European Commission President flags carbon border tax if others fail to reduce emissions

January 28, 2029: Ursula von der Leyen, the new European Commission President, told business leaders last week that the EU was determined to meet its target of carbon neutrality by 2050, and if necessary would use carbon intensity taxes “to prevent the import of CO2 from abroad”. She said in a keynote speech at the World Economic Forum in Davos:

“It is not only a climate issue; it is also an issue of fairness. It is a matter of fairness towards our businesses and our workers. We will protect them from unfair competition. One way for doing so is the Carbon Border Adjustment Mechanism.”
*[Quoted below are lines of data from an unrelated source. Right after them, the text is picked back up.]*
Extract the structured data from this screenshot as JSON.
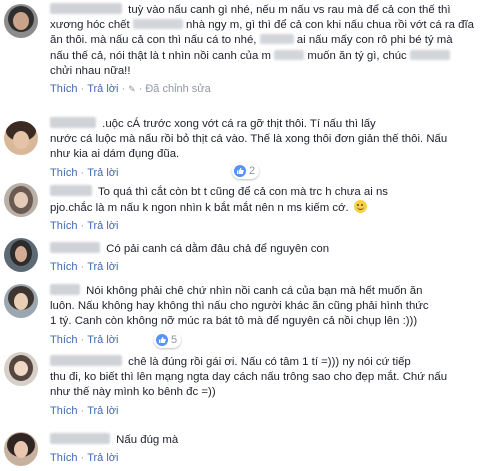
{
  "actions": {
    "like": "Thích",
    "reply": "Trả lời",
    "edited": "Đã chỉnh sửa",
    "sep": "·"
  },
  "comments": [
    {
      "lines": [
        "tuỳ vào nấu canh gì nhé, nếu m nấu vs rau mà để cả con thế thì",
        "xương hóc chết",
        "nhà ngy m, gì thì để cả con khi nấu chua rồi vớt cá ra đĩa",
        "ăn thôi. mà nấu cả con thì nấu cá to nhé,",
        "ai nấu mấy con rô phi bé tý mà",
        "nấu thế cả, nói thật là t nhìn nồi canh của m",
        "muốn ăn tý gì, chúc",
        "chửi nhau nữa!!"
      ],
      "edited": true
    },
    {
      "lines": [
        ".uộc cÁ trước xong vớt cá ra gỡ thịt thôi. Tí nấu thì lấy",
        "nước cá luộc mà nấu rồi bỏ thịt cá vào. Thế là xong thôi đơn giản thế thôi. Nấu",
        "như kia ai dám đụng đũa."
      ],
      "reactions": "2"
    },
    {
      "lines": [
        "To quá thì cắt còn bt t cũng để cả con mà trc h chưa ai ns",
        "pjo.chắc là m nấu k ngon nhìn k bắt mắt nên n ms kiếm cớ."
      ]
    },
    {
      "lines": [
        "Có pải canh cá dằm đâu chả để nguyên con"
      ]
    },
    {
      "lines": [
        "Nói không phải chê chứ nhìn nồi canh cá của bạn mà hết muốn ăn",
        "luôn. Nấu không hay không thì nấu cho người khác ăn cũng phải hình thức",
        "1 tý. Canh còn không nỡ múc ra bát tô mà để nguyên cả nồi chụp lên :)))"
      ],
      "reactions": "5"
    },
    {
      "lines": [
        "chê là đúng rồi gái ơi. Nấu có tâm 1 tí =))) ny nói cứ tiếp",
        "thu đi, ko biết thì lên mạng ngta day cách nấu trông sao cho đẹp mắt. Chứ nấu",
        "như thế này mình ko bênh đc =))"
      ]
    },
    {
      "lines": [
        "Nấu đúg mà"
      ]
    }
  ],
  "colors": {
    "link": "#4267b2",
    "meta": "#9197a3",
    "text": "#1d2129",
    "like": "#5890ff"
  }
}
EU Trade Commissioner Phil Hogan confirmed that the EU is doing a feasibility study in 2020 on the tax to ensure it would conform with WTO rules, and would need to devise a common system for measuring the carbon dioxide intensity of both domestic and imported products.
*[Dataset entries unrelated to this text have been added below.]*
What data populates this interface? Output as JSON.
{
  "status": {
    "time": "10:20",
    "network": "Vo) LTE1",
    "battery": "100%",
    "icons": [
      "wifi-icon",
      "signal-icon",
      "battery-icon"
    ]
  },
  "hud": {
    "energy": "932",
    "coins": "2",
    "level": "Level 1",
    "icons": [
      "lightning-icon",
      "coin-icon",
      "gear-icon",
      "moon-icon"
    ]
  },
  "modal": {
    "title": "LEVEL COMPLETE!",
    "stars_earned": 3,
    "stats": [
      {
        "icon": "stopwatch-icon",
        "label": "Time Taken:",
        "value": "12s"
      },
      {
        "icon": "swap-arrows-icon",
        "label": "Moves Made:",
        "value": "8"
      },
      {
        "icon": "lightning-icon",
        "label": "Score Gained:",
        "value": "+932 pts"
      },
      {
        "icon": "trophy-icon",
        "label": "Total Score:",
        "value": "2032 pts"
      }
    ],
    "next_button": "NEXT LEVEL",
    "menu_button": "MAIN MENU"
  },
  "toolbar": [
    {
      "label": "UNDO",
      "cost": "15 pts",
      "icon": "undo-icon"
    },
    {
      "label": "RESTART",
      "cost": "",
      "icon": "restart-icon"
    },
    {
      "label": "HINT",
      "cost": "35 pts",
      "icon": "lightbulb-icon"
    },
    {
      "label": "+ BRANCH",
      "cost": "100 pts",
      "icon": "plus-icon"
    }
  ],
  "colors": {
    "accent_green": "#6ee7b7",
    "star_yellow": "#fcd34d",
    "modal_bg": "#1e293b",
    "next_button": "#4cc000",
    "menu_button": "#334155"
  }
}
Von der Leyen, originally from the German conservative CDU party, committed to strong action on climate change, including through trade mechanisms, in her candidacy statement for the EC President’s position. The French government has also supported such proposals. European cross-party support for strong action against climate change contrasts with partisan divisions in both the US and Australia.

A European carbon intensity tax could impact on the EU-Australia Free Trade Agreement negotiations which are ongoing in 2020. The Morrison government’s emissions reduction targets are much lower than those of the EU and Australian products might be subject to the proposed tax.